With all this sudden hype, shouldn’t new investors’ primary source of market education be from trusted, regulated financial institutions– rather than risky, unproven, and unofficial guidance from online chat rooms? New investors shouldn’t have to learn the markets the hard way. Rather, their financial institutions have the opportunity to provide the resources and education new investors want (and need) to make sound investment choices. By teaming up with fintechs that make investing accessible and delightful. Banks can provide this entrypoint to their customers with ease — no confetti (or subsequent legal complications) necessary.

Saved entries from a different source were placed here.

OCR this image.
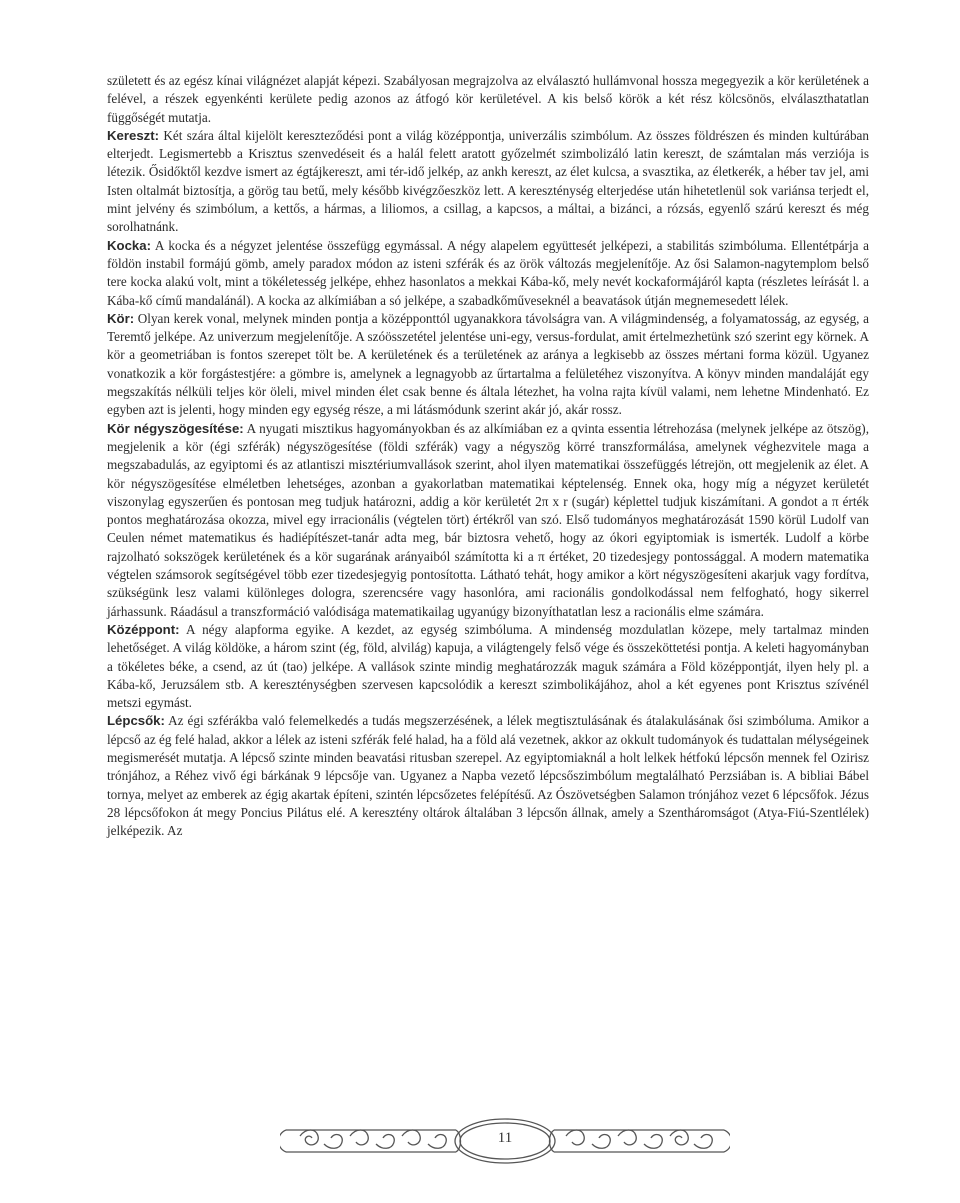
született és az egész kínai világnézet alapját képezi. Szabályosan megrajzolva az elválasztó hullámvonal hossza megegyezik a kör kerületének a felével, a részek egyenkénti kerülete pedig azonos az átfogó kör kerületével. A kis belső körök a két rész kölcsönös, elválaszthatatlan függőségét mutatja.

Kereszt: Két szára által kijelölt kereszteződési pont a világ középpontja, univerzális szimbólum. Az összes földrészen és minden kultúrában elterjedt. Legismertebb a Krisztus szenvedéseit és a halál felett aratott győzelmét szimbolizáló latin kereszt, de számtalan más verziója is létezik. Ősidőktől kezdve ismert az égtájkereszt, ami tér-idő jelkép, az ankh kereszt, az élet kulcsa, a svasztika, az életkerék, a héber tav jel, ami Isten oltalmát biztosítja, a görög tau betű, mely később kivégzőeszköz lett. A kereszténység elterjedése után hihetetlenül sok variánsa terjedt el, mint jelvény és szimbólum, a kettős, a hármas, a liliomos, a csillag, a kapcsos, a máltai, a bizánci, a rózsás, egyenlő szárú kereszt és még sorolhatnánk.

Kocka: A kocka és a négyzet jelentése összefügg egymással. A négy alapelem együttesét jelképezi, a stabilitás szimbóluma. Ellentétpárja a földön instabil formájú gömb, amely paradox módon az isteni szférák és az örök változás megjelenítője. Az ősi Salamon-nagytemplom belső tere kocka alakú volt, mint a tökéletesség jelképe, ehhez hasonlatos a mekkai Kába-kő, mely nevét kockaformájáról kapta (részletes leírását l. a Kába-kő című mandalánál). A kocka az alkímiában a só jelképe, a szabadkőműveseknél a beavatások útján megnemesedett lélek.

Kör: Olyan kerek vonal, melynek minden pontja a középponttól ugyanakkora távolságra van. A világmindenség, a folyamatosság, az egység, a Teremtő jelképe. Az univerzum megjelenítője. A szóösszetétel jelentése uni-egy, versus-fordulat, amit értelmezhetünk szó szerint egy körnek. A kör a geometriában is fontos szerepet tölt be. A kerületének és a területének az aránya a legkisebb az összes mértani forma közül. Ugyanez vonatkozik a kör forgástestjére: a gömbre is, amelynek a legnagyobb az űrtartalma a felületéhez viszonyítva. A könyv minden mandaláját egy megszakítás nélküli teljes kör öleli, mivel minden élet csak benne és általa létezhet, ha volna rajta kívül valami, nem lehetne Mindenható. Ez egyben azt is jelenti, hogy minden egy egység része, a mi látásmódunk szerint akár jó, akár rossz.

Kör négyszögesítése: A nyugati misztikus hagyományokban és az alkímiában ez a qvinta essentia létrehozása (melynek jelképe az ötszög), megjelenik a kör (égi szférák) négyszögesítése (földi szférák) vagy a négyszög körré transzformálása, amelynek véghezvitele maga a megszabadulás, az egyiptomi és az atlantiszi misztériumvallások szerint, ahol ilyen matematikai összefüggés létrejön, ott megjelenik az élet. A kör négyszögesítése elméletben lehetséges, azonban a gyakorlatban matematikai képtelenség. Ennek oka, hogy míg a négyzet kerületét viszonylag egyszerűen és pontosan meg tudjuk határozni, addig a kör kerületét 2π x r (sugár) képlettel tudjuk kiszámítani. A gondot a π érték pontos meghatározása okozza, mivel egy irracionális (végtelen tört) értékről van szó. Első tudományos meghatározását 1590 körül Ludolf van Ceulen német matematikus és hadiépítészet-tanár adta meg, bár biztosra vehető, hogy az ókori egyiptomiak is ismerték. Ludolf a körbe rajzolható sokszögek kerületének és a kör sugarának arányaiból számította ki a π értéket, 20 tizedesjegy pontossággal. A modern matematika végtelen számsorok segítségével több ezer tizedesjegyig pontosította. Látható tehát, hogy amikor a kört négyszögesíteni akarjuk vagy fordítva, szükségünk lesz valami különleges dologra, szerencsére vagy hasonlóra, ami racionális gondolkodással nem felfogható, hogy sikerrel járhassunk. Ráadásul a transzformáció valódisága matematikailag ugyanúgy bizonyíthatatlan lesz a racionális elme számára.

Középpont: A négy alapforma egyike. A kezdet, az egység szimbóluma. A mindenség mozdulatlan közepe, mely tartalmaz minden lehetőséget. A világ köldöke, a három szint (ég, föld, alvilág) kapuja, a világtengely felső vége és összeköttetési pontja. A keleti hagyományban a tökéletes béke, a csend, az út (tao) jelképe. A vallások szinte mindig meghatározzák maguk számára a Föld középpontját, ilyen hely pl. a Kába-kő, Jeruzsálem stb. A kereszténységben szervesen kapcsolódik a kereszt szimbolikájához, ahol a két egyenes pont Krisztus szívénél metszi egymást.

Lépcsők: Az égi szférákba való felemelkedés a tudás megszerzésének, a lélek megtisztulásának és átalakulásának ősi szimbóluma. Amikor a lépcső az ég felé halad, akkor a lélek az isteni szférák felé halad, ha a föld alá vezetnek, akkor az okkult tudományok és tudattalan mélységeinek megismerését mutatja. A lépcső szinte minden beavatási ritusban szerepel. Az egyiptomiaknál a holt lelkek hétfokú lépcsőn mennek fel Ozirisz trónjához, a Réhez vivő égi bárkának 9 lépcsője van. Ugyanez a Napba vezető lépcsőszimbólum megtalálható Perzsiában is. A bibliai Bábel tornya, melyet az emberek az égig akartak építeni, szintén lépcsőzetes felépítésű. Az Ószövetségben Salamon trónjához vezet 6 lépcsőfok. Jézus 28 lépcsőfokon át megy Poncius Pilátus elé. A keresztény oltárok általában 3 lépcsőn állnak, amely a Szentháromságot (Atya-Fiú-Szentlélek) jelképezik. Az

11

With so many people interested in investing, yet feeling lost in meme stock volatility, financial institutions can leverage this opportunity into a differentiating moment. At Bumped, this is our goal! We partner with financial institutions to offer their users stock rewards as a reward and loyalty mechanism. Stock rewards are an innovative way to reward customers and help them gain a fun and engaging way to enter the market and begin their investing journey. Stock rewards can be used for debit and credit cards, as well as non-card related activities. They provide enduring results for businesses and their customers, while helping financial institutions develop loyalty by giving their users a reward that can both grow in time and safely educate them in how the stock market works.

Beginner investing doesn’t have to be a gamble.

Bumped built the first B2B technology platform with an underlying brokerage focused on ownership — not trading. Our prebuilt set of technology tools, “Graham”, our Suite of APIs, enables institutions to reward their customers in fractional shares of stock. By receiving an accessible, safeguarded, and engaging gateway into the nation’s largest wealth builder, customers in turn form stronger loyalty bonds with the institutions that provided them.